Richard Watson

Personal information
- Full name: Richard Martin Watson
- Born: 31 December 1921 Bakewell, Derbyshire, England
- Died: 1 October 1987 (aged 65) Penrhosgarnedd, Wales
- Batting: Left-handed
- Bowling: Leg-break

Domestic team information
- 1947: Derbyshire
- FC debut: 17 May 1947 Derbyshire v Woecestershire
- Last FC: 16 July 1947 Derbyshire v South Africans

Career statistics
| Competition | First-class |
| Matches | 6 |
| Runs scored | 68 |
| Batting average | 8.50 |
| 100s/50s | 0/0 |
| Top score | 25* |
| Catches/stumpings | 3/– |
- Source: Cricketarchive, January 2012

= Richard Watson (cricketer) =

English cricketer

Richard Martin Watson (31 December 1921 – 1 October 1987) was an English cricketer who played first-class cricket for Derbyshire in 1947.

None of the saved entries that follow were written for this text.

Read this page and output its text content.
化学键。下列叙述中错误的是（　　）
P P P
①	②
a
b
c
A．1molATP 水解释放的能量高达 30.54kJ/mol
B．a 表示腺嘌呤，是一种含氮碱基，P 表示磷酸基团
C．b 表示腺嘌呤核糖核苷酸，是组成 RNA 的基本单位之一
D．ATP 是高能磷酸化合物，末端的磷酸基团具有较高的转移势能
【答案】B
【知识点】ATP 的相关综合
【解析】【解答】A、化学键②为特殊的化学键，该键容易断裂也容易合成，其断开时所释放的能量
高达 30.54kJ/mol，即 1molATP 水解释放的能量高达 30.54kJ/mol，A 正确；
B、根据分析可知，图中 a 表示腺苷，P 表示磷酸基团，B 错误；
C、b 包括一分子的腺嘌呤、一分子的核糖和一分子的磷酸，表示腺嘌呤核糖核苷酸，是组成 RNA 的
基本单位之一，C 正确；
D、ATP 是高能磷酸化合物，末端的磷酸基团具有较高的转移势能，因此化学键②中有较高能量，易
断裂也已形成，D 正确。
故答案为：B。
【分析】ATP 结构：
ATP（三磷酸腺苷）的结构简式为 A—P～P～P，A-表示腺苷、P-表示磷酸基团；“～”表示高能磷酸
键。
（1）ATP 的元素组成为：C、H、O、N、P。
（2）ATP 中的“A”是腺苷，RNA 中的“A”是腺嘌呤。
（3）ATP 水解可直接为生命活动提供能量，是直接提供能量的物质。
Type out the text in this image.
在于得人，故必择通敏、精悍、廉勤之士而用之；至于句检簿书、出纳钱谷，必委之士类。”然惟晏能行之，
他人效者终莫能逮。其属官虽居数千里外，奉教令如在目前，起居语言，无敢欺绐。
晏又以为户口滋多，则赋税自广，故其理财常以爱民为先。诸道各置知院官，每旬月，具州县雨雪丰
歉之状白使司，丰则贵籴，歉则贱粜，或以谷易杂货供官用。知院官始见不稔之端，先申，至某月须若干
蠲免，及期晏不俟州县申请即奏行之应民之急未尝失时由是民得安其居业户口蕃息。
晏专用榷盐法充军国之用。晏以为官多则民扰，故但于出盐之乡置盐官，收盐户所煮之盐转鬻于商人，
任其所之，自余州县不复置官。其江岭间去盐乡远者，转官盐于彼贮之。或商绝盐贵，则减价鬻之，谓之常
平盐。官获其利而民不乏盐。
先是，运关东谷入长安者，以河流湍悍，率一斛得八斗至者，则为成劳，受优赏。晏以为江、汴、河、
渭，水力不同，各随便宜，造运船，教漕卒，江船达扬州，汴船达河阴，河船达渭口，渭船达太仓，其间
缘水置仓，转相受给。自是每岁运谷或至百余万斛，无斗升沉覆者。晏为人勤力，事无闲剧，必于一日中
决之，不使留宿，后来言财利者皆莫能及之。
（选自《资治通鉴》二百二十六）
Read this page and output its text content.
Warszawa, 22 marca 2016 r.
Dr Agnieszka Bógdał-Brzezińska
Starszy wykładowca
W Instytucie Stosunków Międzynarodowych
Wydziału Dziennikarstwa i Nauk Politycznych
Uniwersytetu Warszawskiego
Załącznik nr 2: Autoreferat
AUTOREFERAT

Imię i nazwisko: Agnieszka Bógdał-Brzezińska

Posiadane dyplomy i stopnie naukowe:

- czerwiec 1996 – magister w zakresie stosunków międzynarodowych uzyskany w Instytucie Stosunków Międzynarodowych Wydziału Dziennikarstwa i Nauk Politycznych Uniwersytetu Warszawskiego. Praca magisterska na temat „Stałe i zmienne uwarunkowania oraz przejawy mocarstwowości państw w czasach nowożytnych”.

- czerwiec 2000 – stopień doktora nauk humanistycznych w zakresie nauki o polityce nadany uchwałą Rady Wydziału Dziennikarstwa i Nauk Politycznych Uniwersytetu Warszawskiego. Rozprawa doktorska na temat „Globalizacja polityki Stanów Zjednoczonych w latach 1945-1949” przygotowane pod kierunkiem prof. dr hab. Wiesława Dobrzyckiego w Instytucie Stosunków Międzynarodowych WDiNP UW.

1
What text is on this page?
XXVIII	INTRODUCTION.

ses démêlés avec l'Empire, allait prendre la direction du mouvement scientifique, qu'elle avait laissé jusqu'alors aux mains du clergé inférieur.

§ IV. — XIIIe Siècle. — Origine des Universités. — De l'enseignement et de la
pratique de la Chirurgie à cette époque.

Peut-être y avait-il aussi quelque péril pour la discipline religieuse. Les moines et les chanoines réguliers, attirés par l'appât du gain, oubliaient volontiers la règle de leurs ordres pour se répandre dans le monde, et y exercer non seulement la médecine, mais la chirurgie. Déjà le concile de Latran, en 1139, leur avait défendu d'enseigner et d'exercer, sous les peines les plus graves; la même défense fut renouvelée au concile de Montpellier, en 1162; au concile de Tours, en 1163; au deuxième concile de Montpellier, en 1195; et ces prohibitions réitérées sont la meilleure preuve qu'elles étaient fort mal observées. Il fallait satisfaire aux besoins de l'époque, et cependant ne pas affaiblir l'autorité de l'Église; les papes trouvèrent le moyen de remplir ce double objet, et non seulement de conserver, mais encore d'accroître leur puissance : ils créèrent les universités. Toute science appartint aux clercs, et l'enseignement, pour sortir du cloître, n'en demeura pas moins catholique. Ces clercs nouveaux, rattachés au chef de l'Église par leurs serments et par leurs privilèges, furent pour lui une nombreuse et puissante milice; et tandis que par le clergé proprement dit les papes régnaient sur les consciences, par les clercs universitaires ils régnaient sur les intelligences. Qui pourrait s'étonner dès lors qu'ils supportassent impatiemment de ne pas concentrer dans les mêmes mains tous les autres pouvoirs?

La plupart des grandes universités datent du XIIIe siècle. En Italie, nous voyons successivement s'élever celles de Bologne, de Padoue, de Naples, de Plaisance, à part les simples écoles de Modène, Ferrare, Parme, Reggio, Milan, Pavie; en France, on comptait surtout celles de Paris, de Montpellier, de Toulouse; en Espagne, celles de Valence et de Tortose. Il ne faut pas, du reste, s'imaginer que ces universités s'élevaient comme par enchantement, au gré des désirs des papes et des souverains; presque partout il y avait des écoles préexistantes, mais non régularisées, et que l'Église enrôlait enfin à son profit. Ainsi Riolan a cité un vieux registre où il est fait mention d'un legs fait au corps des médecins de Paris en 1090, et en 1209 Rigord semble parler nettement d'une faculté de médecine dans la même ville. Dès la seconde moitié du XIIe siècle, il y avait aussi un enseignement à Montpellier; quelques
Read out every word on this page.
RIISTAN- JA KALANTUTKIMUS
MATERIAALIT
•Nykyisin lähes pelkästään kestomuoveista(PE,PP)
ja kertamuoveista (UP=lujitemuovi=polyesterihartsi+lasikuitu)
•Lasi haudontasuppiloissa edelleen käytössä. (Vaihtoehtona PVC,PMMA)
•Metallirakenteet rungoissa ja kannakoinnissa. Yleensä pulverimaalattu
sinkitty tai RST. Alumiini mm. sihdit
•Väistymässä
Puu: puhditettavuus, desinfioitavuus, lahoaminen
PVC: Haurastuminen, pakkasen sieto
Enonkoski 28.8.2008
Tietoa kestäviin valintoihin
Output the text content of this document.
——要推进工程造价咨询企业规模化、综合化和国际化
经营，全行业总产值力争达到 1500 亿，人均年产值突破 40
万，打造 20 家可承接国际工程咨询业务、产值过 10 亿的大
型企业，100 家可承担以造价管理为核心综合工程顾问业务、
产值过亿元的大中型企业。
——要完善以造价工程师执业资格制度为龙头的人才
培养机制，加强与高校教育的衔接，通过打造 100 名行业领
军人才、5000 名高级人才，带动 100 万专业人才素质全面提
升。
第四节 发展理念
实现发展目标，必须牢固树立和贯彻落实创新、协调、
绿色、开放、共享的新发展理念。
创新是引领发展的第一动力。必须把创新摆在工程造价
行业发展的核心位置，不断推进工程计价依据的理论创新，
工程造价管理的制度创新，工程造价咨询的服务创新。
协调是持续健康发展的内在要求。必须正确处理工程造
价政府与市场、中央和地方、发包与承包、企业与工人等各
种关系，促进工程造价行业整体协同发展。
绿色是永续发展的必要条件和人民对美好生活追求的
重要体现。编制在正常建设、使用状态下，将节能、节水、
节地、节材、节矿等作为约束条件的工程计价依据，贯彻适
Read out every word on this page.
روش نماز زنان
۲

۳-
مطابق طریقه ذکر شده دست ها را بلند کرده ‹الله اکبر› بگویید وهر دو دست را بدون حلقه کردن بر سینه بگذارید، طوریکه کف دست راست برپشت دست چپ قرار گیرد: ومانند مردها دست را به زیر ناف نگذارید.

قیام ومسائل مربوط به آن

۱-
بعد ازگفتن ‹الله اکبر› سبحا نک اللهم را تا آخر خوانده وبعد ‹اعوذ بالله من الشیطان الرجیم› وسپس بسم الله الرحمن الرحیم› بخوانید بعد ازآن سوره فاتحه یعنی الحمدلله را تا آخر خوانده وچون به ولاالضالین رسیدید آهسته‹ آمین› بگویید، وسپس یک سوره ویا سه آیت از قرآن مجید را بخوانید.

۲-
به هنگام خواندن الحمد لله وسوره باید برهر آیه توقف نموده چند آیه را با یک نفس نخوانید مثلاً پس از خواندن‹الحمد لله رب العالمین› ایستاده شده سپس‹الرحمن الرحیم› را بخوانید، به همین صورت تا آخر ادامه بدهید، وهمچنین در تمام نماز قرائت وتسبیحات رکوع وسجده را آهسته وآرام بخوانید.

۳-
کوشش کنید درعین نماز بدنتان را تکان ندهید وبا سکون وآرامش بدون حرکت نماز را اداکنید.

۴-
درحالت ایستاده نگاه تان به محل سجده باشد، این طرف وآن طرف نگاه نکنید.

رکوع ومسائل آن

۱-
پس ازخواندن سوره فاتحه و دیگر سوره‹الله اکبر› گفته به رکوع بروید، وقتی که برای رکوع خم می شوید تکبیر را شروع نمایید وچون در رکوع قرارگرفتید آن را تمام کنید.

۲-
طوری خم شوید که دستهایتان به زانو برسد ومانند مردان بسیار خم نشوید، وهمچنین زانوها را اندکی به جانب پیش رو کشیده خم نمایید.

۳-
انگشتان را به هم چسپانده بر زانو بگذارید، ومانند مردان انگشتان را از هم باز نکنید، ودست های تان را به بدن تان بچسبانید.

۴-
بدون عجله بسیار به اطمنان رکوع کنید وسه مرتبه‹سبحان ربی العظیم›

Watson was born at Bakewell, Derbyshire. He was educated at Denstone College where he was in the cricket team from 1936 to 1939. He made his debut for Derbyshire in the 1947 season against Worcestershire in May when he was not out for 12 and took two catches. He played five more first-class games that season and also played in the Derbyshire second XI in 1947 and 1948. His best score of 25 not out was against the South Africans.

Watson was a left-hand batsman who played eleven innings in six first-class matches with an average of 8.50 and a top score of 25 not out. He was a leg-break bowler, but did not bowl in a first-class game.

Watson died at Penrhosgarnedd, Bangor, Wales at the age of 65.